At this moment, Carol’s husband entered the room. “Hello, hello, ladies. How is Jesus time today?” he said, puffing away on his cigar and swirling his goblet of Hennessy, looking every portly inch the caricature of an Asian tycoon.
“Hello, Dato’!” the ladies said in unison, hurriedly shifting themselves into more decorous positions.
“Dato’, Daisy here is trying to give me a stroke! She’s telling everyone that Nicky has a new Taiwanese girlfriend!” Eleanor cried.
“Relax, Lealea. Taiwanese girls are lovely—they really know how to take care of a man, and maybe she’ll be prettier than all those spoiled, inbred girls you try to matchmake him to.” The dato’ grinned. “Anyway,” he continued, suddenly lowering his voice, “if I were you, I would be less worried about young Nicholas, and more worried about Sina Land right now.”
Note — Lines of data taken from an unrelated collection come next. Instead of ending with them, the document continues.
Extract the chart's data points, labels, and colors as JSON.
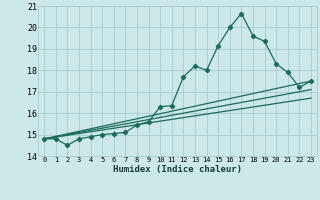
{
  "xlabel": "Humidex (Indice chaleur)",
  "background_color": "#cce8e8",
  "grid_color": "#aacccc",
  "line_color": "#1a6b5a",
  "xlim": [
    -0.5,
    23.5
  ],
  "ylim": [
    14,
    21
  ],
  "yticks": [
    14,
    15,
    16,
    17,
    18,
    19,
    20,
    21
  ],
  "xticks": [
    0,
    1,
    2,
    3,
    4,
    5,
    6,
    7,
    8,
    9,
    10,
    11,
    12,
    13,
    14,
    15,
    16,
    17,
    18,
    19,
    20,
    21,
    22,
    23
  ],
  "line1_x": [
    0,
    1,
    2,
    3,
    4,
    5,
    6,
    7,
    8,
    9,
    10,
    11,
    12,
    13,
    14,
    15,
    16,
    17,
    18,
    19,
    20,
    21,
    22,
    23
  ],
  "line1_y": [
    14.8,
    14.8,
    14.5,
    14.8,
    14.9,
    15.0,
    15.05,
    15.1,
    15.45,
    15.6,
    16.3,
    16.35,
    17.7,
    18.2,
    18.0,
    19.15,
    20.0,
    20.65,
    19.6,
    19.35,
    18.3,
    17.9,
    17.2,
    17.5
  ],
  "line2_x": [
    0,
    23
  ],
  "line2_y": [
    14.8,
    17.5
  ],
  "line3_x": [
    0,
    23
  ],
  "line3_y": [
    14.8,
    17.1
  ],
  "line4_x": [
    0,
    23
  ],
  "line4_y": [
    14.8,
    16.7
  ]
}
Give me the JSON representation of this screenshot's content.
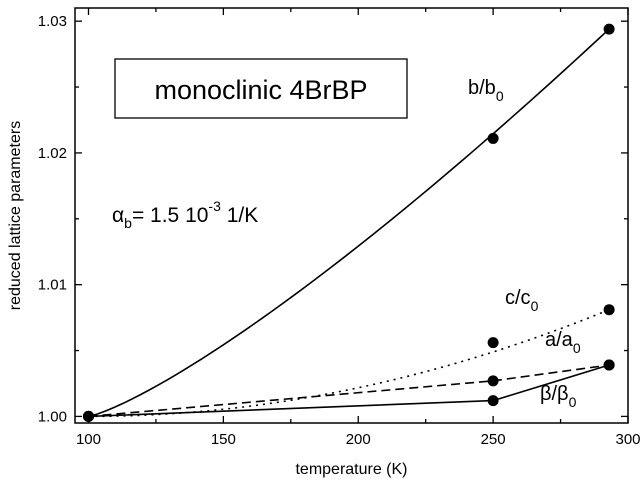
{
  "chart_data": {
    "type": "line",
    "xlabel": "temperature  (K)",
    "ylabel": "reduced lattice parameters",
    "xlim": [
      95,
      300
    ],
    "ylim": [
      0.9995,
      1.031
    ],
    "xticks": [
      100,
      150,
      200,
      250,
      300
    ],
    "xtick_labels": [
      "100",
      "150",
      "200",
      "250",
      "300"
    ],
    "yticks": [
      1.0,
      1.01,
      1.02,
      1.03
    ],
    "ytick_labels": [
      "1.00",
      "1.01",
      "1.02",
      "1.03"
    ],
    "grid": false,
    "series": [
      {
        "name": "b/b0",
        "line_style": "solid",
        "points": [
          [
            100,
            1.0
          ],
          [
            250,
            1.0211
          ],
          [
            293,
            1.0294
          ]
        ],
        "curve": {
          "coefficient": 0.0015,
          "exponent": 1.25,
          "x0": 100
        }
      },
      {
        "name": "c/c0",
        "line_style": "dotted",
        "points": [
          [
            100,
            1.0
          ],
          [
            250,
            1.0056
          ],
          [
            293,
            1.0081
          ]
        ],
        "curve": {
          "coefficient": 0.0015,
          "exponent": 2.0,
          "x0": 100
        }
      },
      {
        "name": "a/a0",
        "line_style": "dashed",
        "points": [
          [
            100,
            1.0
          ],
          [
            250,
            1.0027
          ],
          [
            293,
            1.0039
          ]
        ],
        "polyline": true
      },
      {
        "name": "β/β0",
        "line_style": "solid",
        "points": [
          [
            100,
            1.0
          ],
          [
            250,
            1.0012
          ],
          [
            293,
            1.0039
          ]
        ],
        "polyline": true
      }
    ],
    "annotations": {
      "box_text": "monoclinic 4BrBP",
      "alpha_main": "α",
      "alpha_sub": "b",
      "alpha_equals": "= 1.5 10",
      "alpha_exp": "-3",
      "alpha_unit": "  1/K"
    },
    "series_labels": [
      {
        "main": "b/b",
        "sub": "0"
      },
      {
        "main": "c/c",
        "sub": "0"
      },
      {
        "main": "a/a",
        "sub": "0"
      },
      {
        "main": "β/β",
        "sub": "0"
      }
    ]
  }
}
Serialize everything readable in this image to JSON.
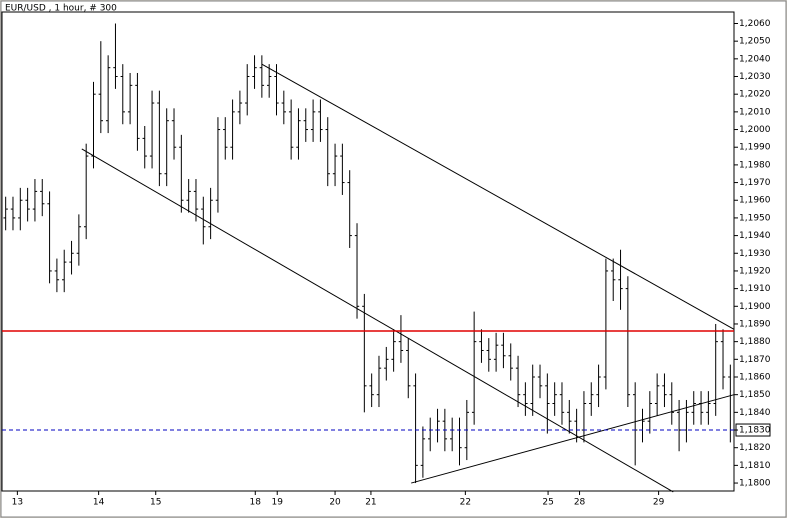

“Why? What’s happening to Sina Land?” Eleanor asked.
“Sina Land toh tuew. It’s going to collapse,” the dato’ declared with a satisfied grin.
“But Sina Land is blue-chip. How can that be? My brother even told me they have all these new projects in western China,” Lorena argued.
“The Chinese government, my source assures me, has pulled out of that huge new development in Xinjiang. I just unloaded my shares and I’m shorting a hundred thousand shares every hour until market closes.” With that, the dato’ expelled a big puff of smoke from his Cohiba and pressed a button next to the bed. The vast wall of glass facing the sparkling swimming pool began to tilt forty-five degrees like an enormous cantilevered garage door, and the dato’ lumbered out into the garden toward the main house.